Residências Terapêuticas
Um dos principais símbolos da humanização na psiquiatria é uma casa. O direito básico do homem à moradia foi devolvido a milhares de brasileiros com transtornos mentais por meio do projeto das residências terapêuticas, que começou no ano 2000. A ideia era tirar os pacientes dos antigos manicômios para que eles voltassem a ter contato com a sociedade, em um lar com cuidadores e o atendimento de psicólogos e assistentes sociais.
Atualmente, existem 620 residências terapêuticas em todo o país. Em Barbacena (MG), onde havia o maior hospício do Brasil, são 32 residências, coordenadas pela assistente social Leandra Vidal.
“Buscamos a autonomia do ex-interno. Fazemos de tudo para que eles passem a desejar as coisas, para que tomem as rédeas da própria vida. Antes, nós saíamos para comprar roupas para eles, mas hoje já escolhem o que gostam e vão comprar o que precisam. Também procuramos ensinar noções de economia, para que saibam gastar o benefício de prestação continuada que ganham do governo”, explica Leandra.
A assistente social Adriane Oliveira trabalha nas residências terapêuticas desde o inicio do projeto. Ela afirma que a maior dificuldade que enfrenta é o preconceito. “Nós já tivemos situações de vizinhos que reclamaram de morar perto de pessoas que vieram de um hospital psiquiátrico, porque elas poderiam ser agressivas. No início do projeto, inclusive, nós tivemos dificuldade de conseguir as casas para alugar, porque as imobiliárias não queriam os ex-internos nas residências”.
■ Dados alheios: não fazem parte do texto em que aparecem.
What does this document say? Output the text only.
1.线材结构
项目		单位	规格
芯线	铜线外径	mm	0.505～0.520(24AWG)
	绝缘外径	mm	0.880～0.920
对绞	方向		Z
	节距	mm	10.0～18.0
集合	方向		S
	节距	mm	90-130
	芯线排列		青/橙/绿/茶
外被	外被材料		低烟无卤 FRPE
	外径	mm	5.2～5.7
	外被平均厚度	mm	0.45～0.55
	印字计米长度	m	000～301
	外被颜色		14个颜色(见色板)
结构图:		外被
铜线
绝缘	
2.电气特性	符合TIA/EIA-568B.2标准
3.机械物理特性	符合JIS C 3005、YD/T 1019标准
Os moradores têm uma vida agitada. Eles participam de oficinas em centros de convivência, pedem para comemorar os aniversários com bolo e guloseimas e adoram cuidar da casa. Geraldo Antônio da Silva, 62 anos, passou 33 anos internado num manicômio. Agora ele se sente livre para fazer o que gosta. “Eu tenho cachorro, tenho galinha e cuido das minhas plantas. Também tenho uma hortinha que eu adoro”, afirma sorridente.
Em uma das residências terapêuticas de Barbacena moram Adelino Rodrigues, 68, diagnosticado com epilepsia, e Nilta Chaves, 55, que sofre de catatonia. Uma união que para muitos era improvável, mas que já dura quase dez anos. Eles juraram amor eterno diante do altar e ganharam uma festa de casamento. Ex-internos do hospício, aprenderam juntos a enfrentar preconceitos, a cuidar um do outro e da própria casa, e a amar. “A gente nunca briga, nunca xingamos aqui em casa, é excelente”, orgulha-se Adelino.
Outra história cheia de conquistas é a de Rosalina de Oliveira, 57. Ela já realizou os dois grandes sonhos de sua vida. O primeiro foi morar em uma casa sem ter que dividi-la com um monte de gente, como acontece normalmente nas residências terapêuticas. O segundo, e mais importante, foi encontrar a filha que teve durante o período de internação no hospício. Nessas instituições, as mães não podiam ficar com as crianças, que iam para orfanatos ou para a adoção. A própria filha de Rosalina, hoje adolescente, foi atrás da mãe biológica. Hoje, a alegria de Rosalina é receber a menina em casa. “Ela é uma gracinha. Vem me ver sábado e domingo. Gosto muito da minha gracinha”. Rosalina finalmente se libertou das injustiças que, por décadas, aprisionaram os supostos loucos.